Thursday, August 31, 2017

And how really is the world redeemed at any time?

Reading:  Romans 12:9-21

Let love be genuine; hate what is evil, hold fast to what is good; love one another with mutual affection; outdo one another in showing honor.  Do not lag in zeal, be ardent in spirit, serve the Lord. Rejoice in hope, be patient in suffering, persevere in prayer.  Contribute to the needs of the saints; extend hospitality to strangers.
 
Bless those who persecute you; bless and do not curse them.  Rejoice with those who rejoice, weep with those who weep.  Live in harmony with one another; do not be haughty, but associate with the lowly; do not claim to be wiser than you are.  Do not repay anyone evil for evil, but take thought for what is noble in the sight of all.   If it is possible, so far as it depends on you, live peaceably with all.
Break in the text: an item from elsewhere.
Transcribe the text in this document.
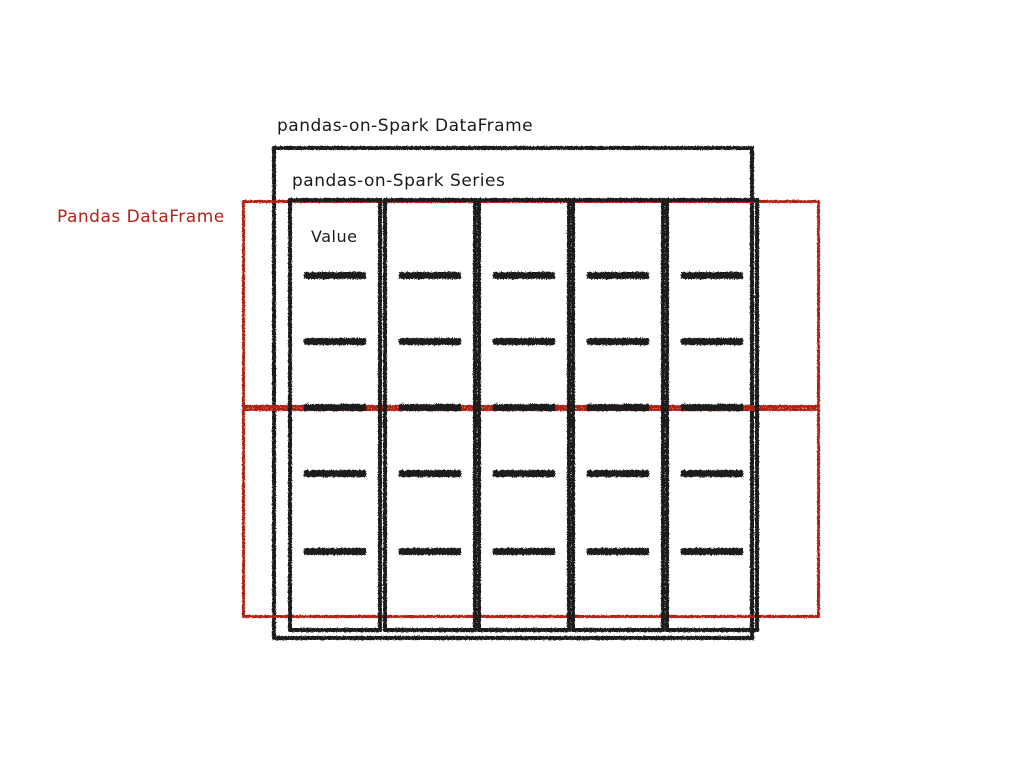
pandas-on-Spark DataFrame
pandas-on-Spark Series
Pandas DataFrame
Value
Beloved, never avenge yourselves, but leave room for the wrath of God; for it is written, “Vengeance is mine, I will repay, says the Lord.”  No, “if your enemies are hungry, feed them; if they are thirsty, give them something to drink; for by doing this you will heap burning coals on their heads.”  Do not be overcome by evil, but overcome evil with good.

So easy to skim over this reading as just another laundry-list of motherhood-and-apple-pie statements about being nice people.  Love others, be good to your neighbour, be kind to strangers ... yada yada yada.  So easy to imagine it's all just variations on the basic homey advice to "be nice."

Until we remember the community to which these directions are written.  

And how radical and challenging were the kinds of relationships being formed in that community.

And the tension between the life of this new community, and the life of the city around it and of the empire of which that city was the capital.

The Christian community in Rome was an anomoly not always well-received by the city around it.  In Rome, everything in life -- everything you could be, everyone you could associate with, whether you could even own anything, where you stood (or knelt, or grovelled) in society, what rights you had (or, more likely, did not have), whether you could ever advance anywhere at all -- depended on citizenship and status, race and religion, gender and family connections.  

It was a rigidly divided society, with firm lines drawn between different classes of people, clear rules about who was equal (and not equal) to whom.   And the Christians were a little community that dared to be different.  Out of shared commitment to a radical outlier named Jesus of Nazareth (whom Rome put to death), in the church people of all kinds came together with no regard for the rules of separation and distinction that most people around them never even thought to question.


With that in mind, we begin to see how challenging some of these directions were to follow.  

We can begin to imagine concrete situations where it must have taken deep faith in Jesus and the support of other Christians to live out the gospel way, and how the way of the Christian community would have put its members at odds with their neighbours outside the faith.